Deze modus kan uw systeem blootstellen aan risico's en wordt alleen aanbevolen voor de initiële configuratie van de firewall.
Selecteer Leermodus in het vervolgkeuzemenu in Geavanceerde instellingen (F5) > Firewall > Basis > Filtermodus om Opties voor leermodus te activeren. Deze sectie bevat de volgende items:
Als de leermodus actief is, past de firewall geen filters toe op communicatie in het systeem. Alle uitgaande en inkomende communicatie is dus toegestaan. Dit betekent dat uw computer in deze modus niet volledig wordt beschermd door de firewall. |
Modus ingesteld na vervallen van leermodus: definieer naar welke filtermodus de ESET Endpoint Security-firewall terugkeert wanneer de tijdsperiode voor de leermodus voorbij is.

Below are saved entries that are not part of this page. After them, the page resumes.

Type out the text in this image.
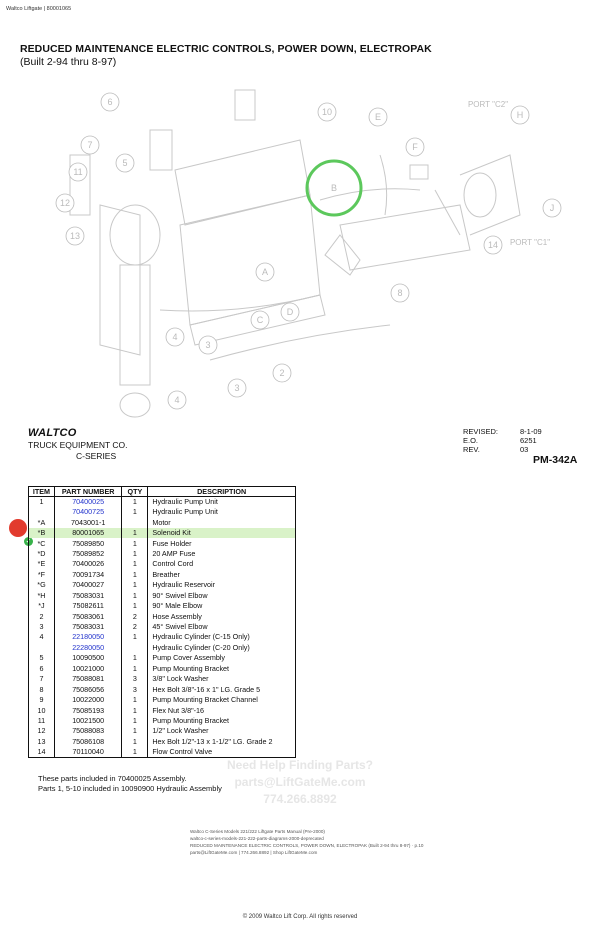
Waltco Liftgate | 80001065
REDUCED MAINTENANCE ELECTRIC CONTROLS, POWER DOWN, ELECTROPAK
(Built 2-94 thru 8-97)
6
7
5
11
12
13
10
B
E
F
H
J
14
A
4
3
8
C
D
2
3
4
PORT "C2"
PORT "C1"
WALTCO
TRUCK EQUIPMENT CO.
C-SERIES
REVISED:	8-1-09
E.O.	6251
REV.	03
PM-342A
✓
ITEM	PART NUMBER	QTY	DESCRIPTION
1	70400025	1	Hydraulic Pump Unit
	70400725	1	Hydraulic Pump Unit
*A	7043001-1		Motor
*B	80001065	1	Solenoid Kit
*C	75089850	1	Fuse Holder
*D	75089852	1	20 AMP Fuse
*E	70400026	1	Control Cord
*F	70091734	1	Breather
*G	70400027	1	Hydraulic Reservoir
*H	75083031	1	90° Swivel Elbow
*J	75082611	1	90° Male Elbow
2	75083061	2	Hose Assembly
3	75083031	2	45° Swivel Elbow
4	22180050	1	Hydraulic Cylinder (C-15 Only)
	22280050		Hydraulic Cylinder (C-20 Only)
5	10090500	1	Pump Cover Assembly
6	10021000	1	Pump Mounting Bracket
7	75088081	3	3/8" Lock Washer
8	75086056	3	Hex Bolt 3/8"-16 x 1" LG. Grade 5
9	10022000	1	Pump Mounting Bracket Channel
10	75085193	1	Flex Nut 3/8"-16
11	10021500	1	Pump Mounting Bracket
12	75088083	1	1/2" Lock Washer
13	75086108	1	Hex Bolt 1/2"-13 x 1-1/2" LG. Grade 2
14	70110040	1	Flow Control Valve
These parts included in 70400025 Assembly.
Parts 1, 5-10 included in 10090900 Hydraulic Assembly
Need Help Finding Parts?
parts@LiftGateMe.com
774.266.8892
Waltco C-Series Models 221/222 Liftgate Parts Manual (Pre-2000)
waltco-c-series-models-221-222-parts-diagrams-2000-deprecated
REDUCED MAINTENANCE ELECTRIC CONTROLS, POWER DOWN, ELECTROPAK (Built 2-94 thru 8-97) · p.10
parts@LiftGateMe.com | 774.266.8892 | Shop LiftGateMe.com
© 2009 Waltco Lift Corp. All rights reserved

Lees meer informatie over Filtermodi. Na afloop van de leermodus zijn voor de optie Gebruiker vragen beheerdersbevoegdheden nodig om een wijziging van de firewallfiltermodus door te voeren.
Communicatietype: selecteer voor elk type communicatie specifieke parameters voor het maken van regels. Er zijn vier typen communicatie:
Inkomend verkeer vanuit de vertrouwde zone: een voorbeeld van een inkomende verbinding vanuit de vertrouwde zone is een externe computer in de vertrouwde zone die probeert communicatie tot stand te brengen met een lokale toepassing die op uw computer wordt uitgevoerd.
Uitgaand verkeer naar de vertrouwde zone: een lokale toepassing die probeert een verbinding tot stand te brengen met een andere computer in het lokale netwerk, of in een netwerk in de vertrouwde zone.
Inkomend internetverkeer: een externe computer die probeert te communiceren met een toepassing die op de computer wordt uitgevoerd.
Uitgaand internetverkeer: een lokale toepassing die probeert een verbinding tot stand te brengen met een andere computer.
In elke sectie kunt u parameters definiëren die u aan nieuwe regels kunt toevoegen:
Lokale poort toevoegen: hiermee kunt u het nummer van de lokale poort voor netwerkcommunicatie toevoegen. In het geval van uitgaande communicatie worden er meestal willekeurige nummers gegenereerd. Om die reden is het raadzaam deze optie alleen in te schakelen voor inkomende communicatie.
Toepassing toevoegen: hiermee kunt u de naam van de lokale toepassing toevoegen. Deze optie is geschikt voor toekomstige regels op toepassingsniveau (regels die de communicatie voor een volledige toepassing bepalen). U kunt zo bijvoorbeeld alleen communicatie voor een webbrowser of e-mailclient inschakelen.
Externe poort toevoegen: hiermee kunt u het nummer van de externe poort voor netwerkcommunicatie toevoegen. U kunt zo een bepaalde service die is gekoppeld aan een standaardpoortnummer (HTTP - 80, POP3 - 110, etc.) toestaan of weigeren.
Extern IP-adres/vertrouwde zone toevoegen: u kunt voor nieuwe regels een extern IP-adres of een zone gebruiken als parameter om alle netwerkverbindingen tussen het lokale systeem en dat externe adres of die zone aan te geven. Deze optie is geschikt als u acties wilt definiëren voor een bepaalde computer of een groep netwerkcomputers.
Maximum aantal verschillende regels voor een toepassing: als een toepassing communiceert via verschillende poorten, naar verschillende IP-adressen, etc., maakt de firewall in de leermodus het juiste aantal regels voor deze toepassing. Gebruik deze optie om het aantal regels te beperken dat voor een toepassing kan worden gemaakt.